February 23, 2016
One way to distinguish among the proliferation of pacts and pledges for city-level climate action is to look at the extent to which each one prepares cities to capture and communicate about the co-benefits of their climate action. The Under 2 MOU, C40 Cities, and Path to Positive stand out as the programs that provide the most guidance and incentive for capturing multiple benefits.
Countries aren’t the only entities that are pledging to decrease their carbon emissions. Cities, counties, and states around the world are also working to mitigate climate change, and many have joined groups and signed onto pledges that commit them to striving for a 2°C planet. These subnational organizations are a great opportunity not only to keep our planet cool, but also to address some of the other challenges that humanity is facing. We call this opportunity multisolving – climate-smart policies and ideas that can both combat climate change and make our communities better off in terms of health, adaptation, and economic development.
So who’s multisolving? After the Paris climate talks, we found that over 60% of national climate pledges were inspired by multisolving. Now, we’re taking a look at cities and other subnational entities. We investigated five different subnational climate pacts, and found that most of them used multisolving in their websites, brochures, or in the commitments signatories make.
If your city is seeking to make a difference on climate change while also making life better for residents, it should consider one of the many multisolving organizations for the support and guidance they provide.
**Under 2 MOU **is a memorandum of understanding between 127 jurisdictions on six continents to “reduce their greenhouse gas emissions 80 to 95%, or limit to 2 metric tons CO2-equivalent per capita, by 2050.” Parties to the MOU also agree to promote multisolving solutions such as walking, biking, public transit, waste reduction, waste-to-energy plans, green infrastructure, and reduction of air pollutants, while maximizing adaptation and resilience benefits.
**C40 Cities **is a group of 83 megacities around the world “committed to addressing climate change.” While C40 does not have its own climate pledge, it has created a series of networks for cities to collaborate on topics of interest. These multisolving networks include energy efficiency, adaptation and water, economic development, solid waste management, sustainable communities, and transportation.

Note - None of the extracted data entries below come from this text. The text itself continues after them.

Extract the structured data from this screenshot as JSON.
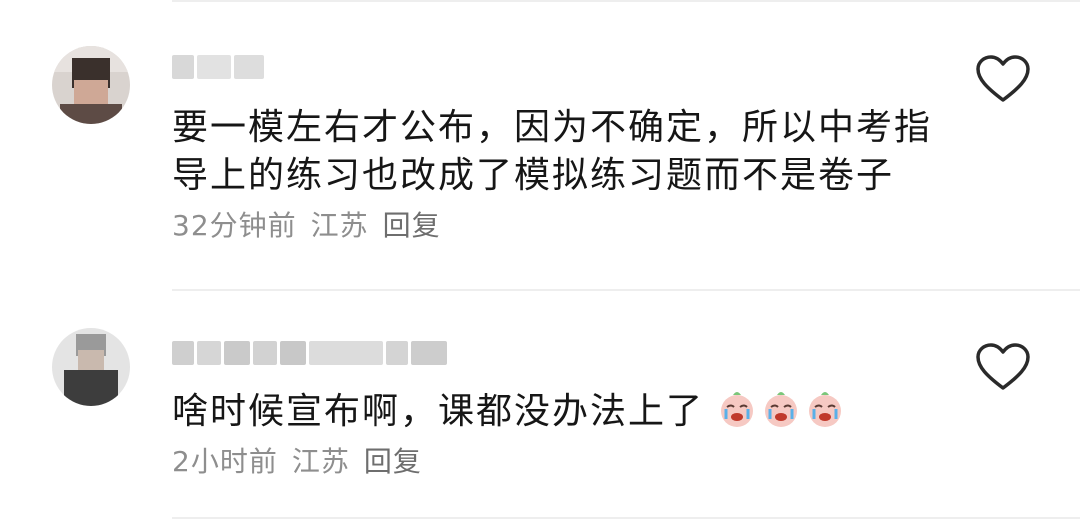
{
  "comments": [
    {
      "text": "要一模左右才公布，因为不确定，所以中考指导上的练习也改成了模拟练习题而不是卷子",
      "time": "32分钟前",
      "location": "江苏",
      "reply_label": "回复",
      "like_icon": "heart-outline-icon"
    },
    {
      "text": "啥时候宣布啊，课都没办法上了",
      "emoji_icon": "crying-face-icon",
      "emoji_count": 3,
      "time": "2小时前",
      "location": "江苏",
      "reply_label": "回复",
      "like_icon": "heart-outline-icon"
    }
  ],
  "colors": {
    "text": "#161616",
    "meta": "#8e8e8e",
    "divider": "#eeeeee"
  }
}
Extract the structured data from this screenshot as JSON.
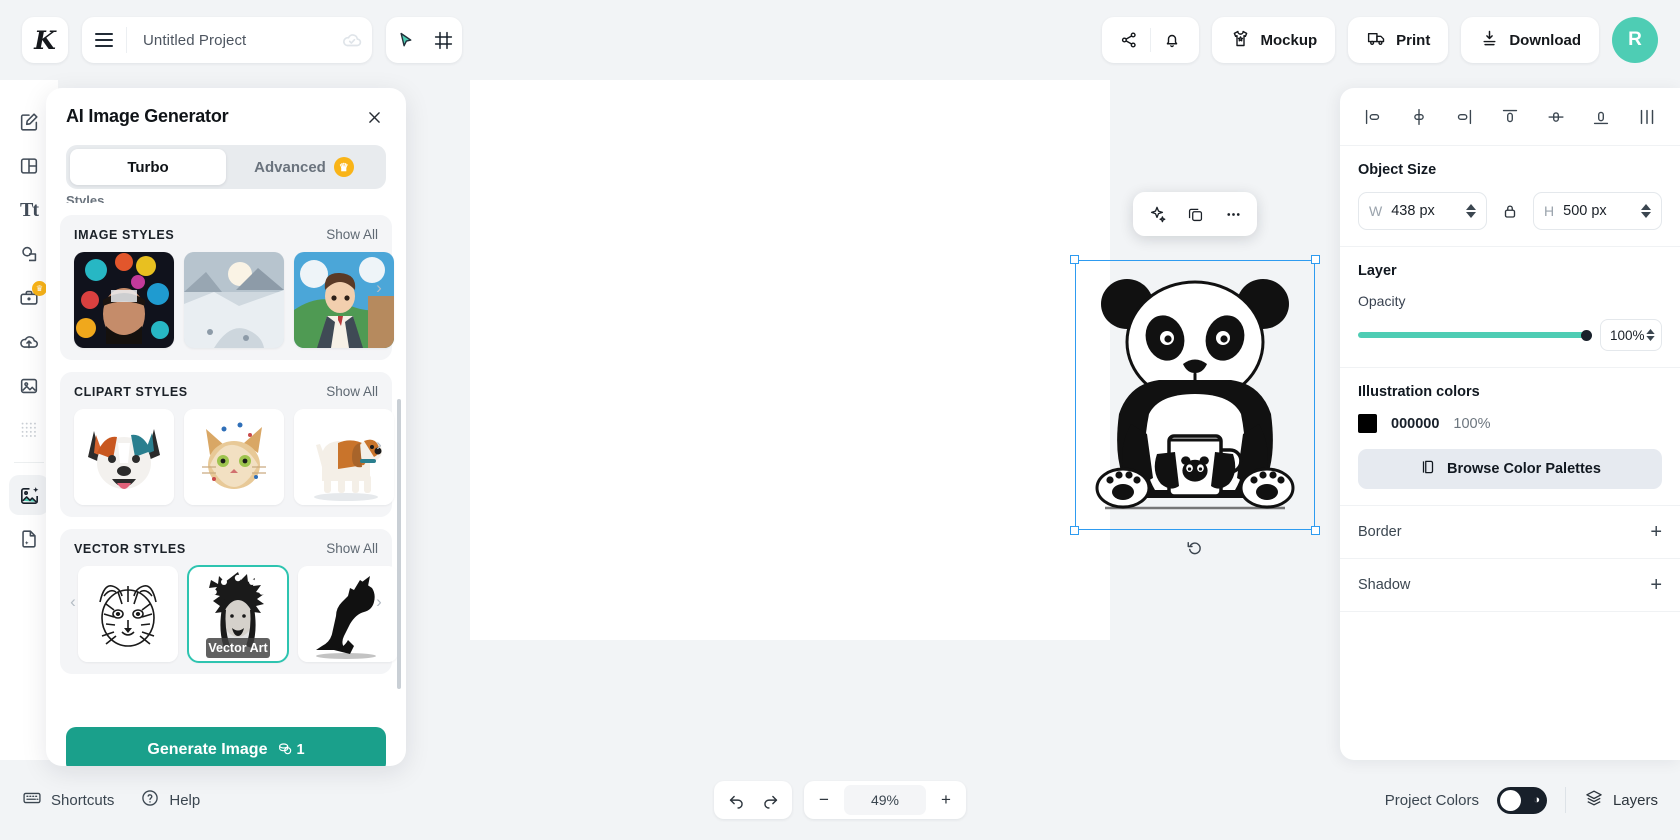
{
  "app": {
    "logo_letter": "K",
    "accent": "#1aa08b",
    "accent_light": "#4ecdb4",
    "selection_blue": "#2e9bf0"
  },
  "topbar": {
    "project_name": "Untitled Project",
    "project_name_placeholder": "Untitled Project",
    "cloud_status_icon": "cloud-check-icon",
    "menu_icon": "hamburger-menu-icon",
    "tools": [
      {
        "name": "select-tool",
        "icon": "cursor-arrow-icon"
      },
      {
        "name": "frame-tool",
        "icon": "artboard-frame-icon"
      }
    ],
    "share_icon": "share-nodes-icon",
    "notifications_icon": "bell-icon",
    "buttons": [
      {
        "label": "Mockup",
        "icon": "tshirt-icon"
      },
      {
        "label": "Print",
        "icon": "delivery-truck-icon"
      },
      {
        "label": "Download",
        "icon": "download-icon"
      }
    ],
    "avatar_initial": "R"
  },
  "rail": {
    "items": [
      {
        "name": "sidebar-item-design",
        "icon": "edit-square-icon",
        "active": false
      },
      {
        "name": "sidebar-item-templates",
        "icon": "layout-template-icon",
        "active": false
      },
      {
        "name": "sidebar-item-text",
        "icon": "text-tt-icon",
        "active": false
      },
      {
        "name": "sidebar-item-shapes",
        "icon": "shapes-icon",
        "active": false
      },
      {
        "name": "sidebar-item-brandkit",
        "icon": "briefcase-icon",
        "active": false,
        "badge": "crown-badge"
      },
      {
        "name": "sidebar-item-uploads",
        "icon": "cloud-upload-icon",
        "active": false
      },
      {
        "name": "sidebar-item-images",
        "icon": "picture-icon",
        "active": false
      },
      {
        "name": "sidebar-item-patterns",
        "icon": "dot-grid-icon",
        "active": false
      },
      {
        "name": "sidebar-item-ai-image-generator",
        "icon": "ai-image-sparkle-icon",
        "active": true
      },
      {
        "name": "sidebar-item-ai-file",
        "icon": "file-sparkle-icon",
        "active": false
      }
    ]
  },
  "ai_panel": {
    "title": "AI Image Generator",
    "close_icon": "close-icon",
    "tabs": [
      {
        "label": "Turbo",
        "active": true
      },
      {
        "label": "Advanced",
        "active": false,
        "badge": "crown-icon"
      }
    ],
    "styles_label": "Styles",
    "groups": [
      {
        "title": "IMAGE STYLES",
        "show_all": "Show All",
        "thumbs": [
          {
            "name": "style-thumb-floral-portrait",
            "caption": ""
          },
          {
            "name": "style-thumb-snowy-valley",
            "caption": ""
          },
          {
            "name": "style-thumb-anime-boy",
            "caption": ""
          }
        ]
      },
      {
        "title": "CLIPART STYLES",
        "show_all": "Show All",
        "thumbs": [
          {
            "name": "style-thumb-colorful-dog",
            "caption": ""
          },
          {
            "name": "style-thumb-watercolor-cat",
            "caption": ""
          },
          {
            "name": "style-thumb-beagle",
            "caption": ""
          }
        ]
      },
      {
        "title": "VECTOR STYLES",
        "show_all": "Show All",
        "thumbs": [
          {
            "name": "style-thumb-tiger-line",
            "caption": ""
          },
          {
            "name": "style-thumb-vector-art",
            "caption": "Vector Art",
            "selected": true
          },
          {
            "name": "style-thumb-howling-wolf",
            "caption": ""
          }
        ]
      }
    ],
    "generate_button": "Generate Image",
    "generate_credits": "1",
    "credits_icon": "coins-icon"
  },
  "canvas": {
    "object_toolbar": [
      {
        "name": "ai-magic-button",
        "icon": "sparkle-icon"
      },
      {
        "name": "duplicate-button",
        "icon": "copy-icon"
      },
      {
        "name": "more-options-button",
        "icon": "ellipsis-icon"
      }
    ],
    "rotate_handle_icon": "rotate-icon",
    "object_alt": "black and white panda holding a coffee mug illustration"
  },
  "right_panel": {
    "align_buttons": [
      {
        "name": "align-left-icon"
      },
      {
        "name": "align-center-horizontal-icon"
      },
      {
        "name": "align-right-icon"
      },
      {
        "name": "align-top-icon"
      },
      {
        "name": "align-middle-vertical-icon"
      },
      {
        "name": "align-bottom-icon"
      },
      {
        "name": "distribute-icon"
      }
    ],
    "object_size": {
      "title": "Object Size",
      "width_label": "W",
      "width_value": "438 px",
      "height_label": "H",
      "height_value": "500 px",
      "lock_icon": "lock-aspect-ratio-icon"
    },
    "layer": {
      "title": "Layer",
      "opacity_label": "Opacity",
      "opacity_value": "100%",
      "opacity_pct": 100
    },
    "illustration_colors": {
      "title": "Illustration colors",
      "swatch_hex": "000000",
      "swatch_color": "#000000",
      "swatch_opacity": "100%",
      "browse_label": "Browse Color Palettes",
      "browse_icon": "palette-icon"
    },
    "border": {
      "title": "Border",
      "expand_icon": "plus-icon"
    },
    "shadow": {
      "title": "Shadow",
      "expand_icon": "plus-icon"
    }
  },
  "bottombar": {
    "shortcuts_label": "Shortcuts",
    "shortcuts_icon": "keyboard-icon",
    "help_label": "Help",
    "help_icon": "question-circle-icon",
    "undo_icon": "undo-arrow-icon",
    "redo_icon": "redo-arrow-icon",
    "zoom_out_label": "−",
    "zoom_value": "49%",
    "zoom_in_label": "+",
    "project_colors_label": "Project Colors",
    "layers_label": "Layers",
    "layers_icon": "layers-icon"
  }
}
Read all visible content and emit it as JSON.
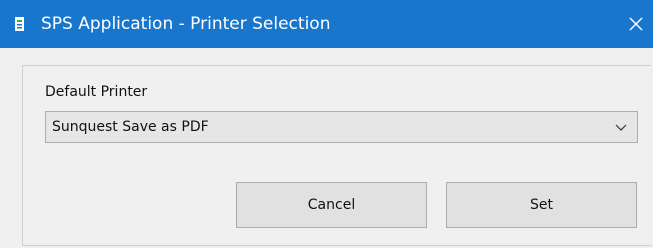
{
  "window": {
    "title": "SPS Application - Printer Selection",
    "title_bar_color": "#1877cc",
    "icon": "app-window-icon",
    "close_icon": "close-icon"
  },
  "form": {
    "printer_label": "Default Printer",
    "printer_select": {
      "selected": "Sunquest Save as PDF",
      "icon": "chevron-down-icon"
    }
  },
  "buttons": {
    "cancel_label": "Cancel",
    "set_label": "Set"
  }
}
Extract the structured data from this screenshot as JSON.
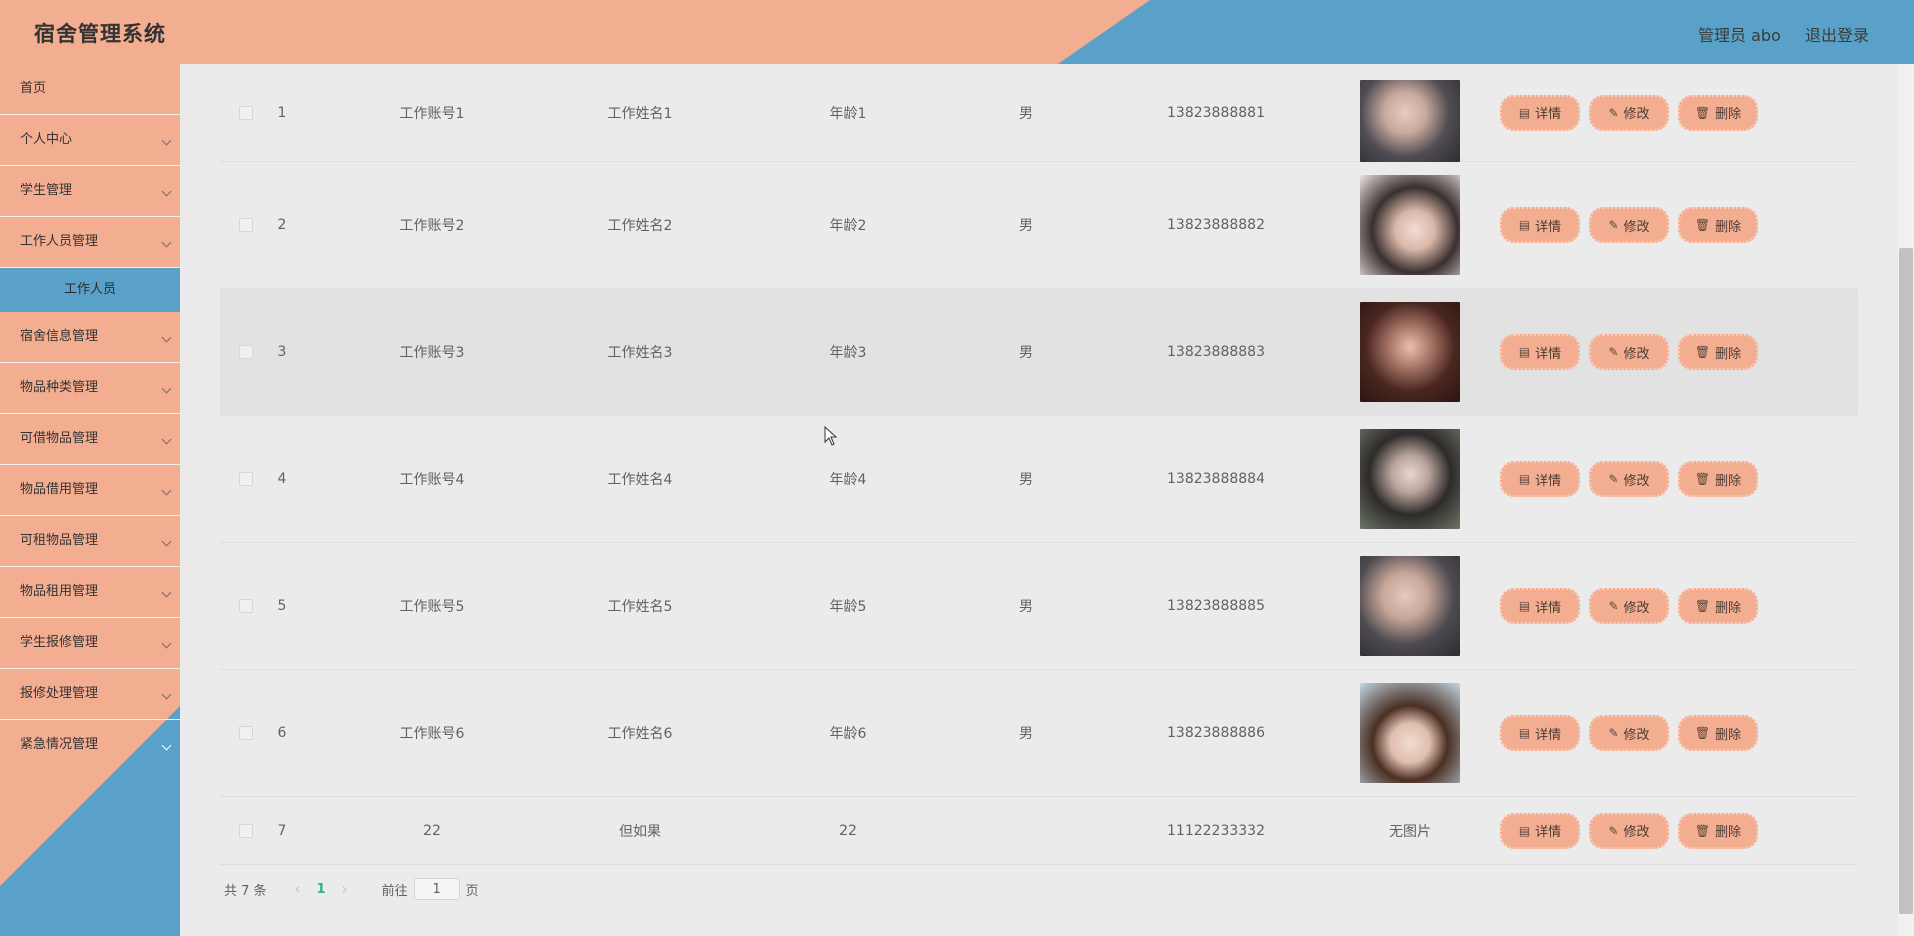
{
  "header": {
    "title": "宿舍管理系统",
    "user": "管理员 abo",
    "logout": "退出登录"
  },
  "sidebar": {
    "items": [
      {
        "label": "首页"
      },
      {
        "label": "个人中心"
      },
      {
        "label": "学生管理"
      },
      {
        "label": "工作人员管理"
      },
      {
        "label": "宿舍信息管理"
      },
      {
        "label": "物品种类管理"
      },
      {
        "label": "可借物品管理"
      },
      {
        "label": "物品借用管理"
      },
      {
        "label": "可租物品管理"
      },
      {
        "label": "物品租用管理"
      },
      {
        "label": "学生报修管理"
      },
      {
        "label": "报修处理管理"
      },
      {
        "label": "紧急情况管理"
      }
    ],
    "active_sub": "工作人员"
  },
  "table": {
    "rows": [
      {
        "index": "1",
        "account": "工作账号1",
        "name": "工作姓名1",
        "age": "年龄1",
        "sex": "男",
        "phone": "13823888881",
        "photo": "photo-1"
      },
      {
        "index": "2",
        "account": "工作账号2",
        "name": "工作姓名2",
        "age": "年龄2",
        "sex": "男",
        "phone": "13823888882",
        "photo": "photo-2"
      },
      {
        "index": "3",
        "account": "工作账号3",
        "name": "工作姓名3",
        "age": "年龄3",
        "sex": "男",
        "phone": "13823888883",
        "photo": "photo-3"
      },
      {
        "index": "4",
        "account": "工作账号4",
        "name": "工作姓名4",
        "age": "年龄4",
        "sex": "男",
        "phone": "13823888884",
        "photo": "photo-4"
      },
      {
        "index": "5",
        "account": "工作账号5",
        "name": "工作姓名5",
        "age": "年龄5",
        "sex": "男",
        "phone": "13823888885",
        "photo": "photo-5"
      },
      {
        "index": "6",
        "account": "工作账号6",
        "name": "工作姓名6",
        "age": "年龄6",
        "sex": "男",
        "phone": "13823888886",
        "photo": "photo-6"
      },
      {
        "index": "7",
        "account": "22",
        "name": "但如果",
        "age": "22",
        "sex": "",
        "phone": "11122233332",
        "photo_text": "无图片"
      }
    ],
    "actions": {
      "detail": "详情",
      "edit": "修改",
      "delete": "删除"
    }
  },
  "pagination": {
    "total": "共 7 条",
    "current_page": "1",
    "goto_label": "前往",
    "page_input": "1",
    "page_unit": "页"
  },
  "icons": {
    "detail": "document-icon",
    "edit": "pencil-icon",
    "delete": "trash-icon"
  }
}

Path to Positive is a US association of community leaders and elected officials at the city, county and regional levels. Not only does Path to Positive provide resources on multisolving topics such as sustainable transit and stormwater management, but the pledge itself commits leaders to promoting clean and affordable energy, saving money with energy efficiency, improving health via air and water quality, preparing for the effects of climate change, and including vulnerable groups in policy decisions.
****The Covenant of Mayors boasts over 6,700 signatories to reducing carbon emissions in Europe, North Africa, Central Asia, and the Middle East. New signatories to the pledge must “adopt an integrated approach to tackling mitigation and adaptation to climate change,” and share a common vision toward sustainable and affordable energy for all.
The Compact of Mayors is a coalition of 452 cities worldwide who have pledged to both reduce greenhouse gas emissions and to create an adaptation plan for their city. However, the mitigation and adaptation targets in the Compact are kept separate, whereas a multisolving framework would encourage synergies between the two, among other co-benefits.
Cities are a huge part of the solution to climate change, and their residents and future generations have a large stake in the success of the city carbon reduction effort. Given recent research that shows that embracing the co-benefits of climate action widens the appeal of climate friendly policy, we think that all of the climate pledges and compacts would do well to incorporate a multiple benefits framing in their work. And given the potential of multisolving to solve more than one problem for the same dollar, we think cities will be able to go further faster if their climate mandate connects to health, economic development, resilience and well-being.
This post is part of a series on multisolving, or climate-smart policies that simultaneously work to mitigate climate change while providing co-benefits such as the ones described above.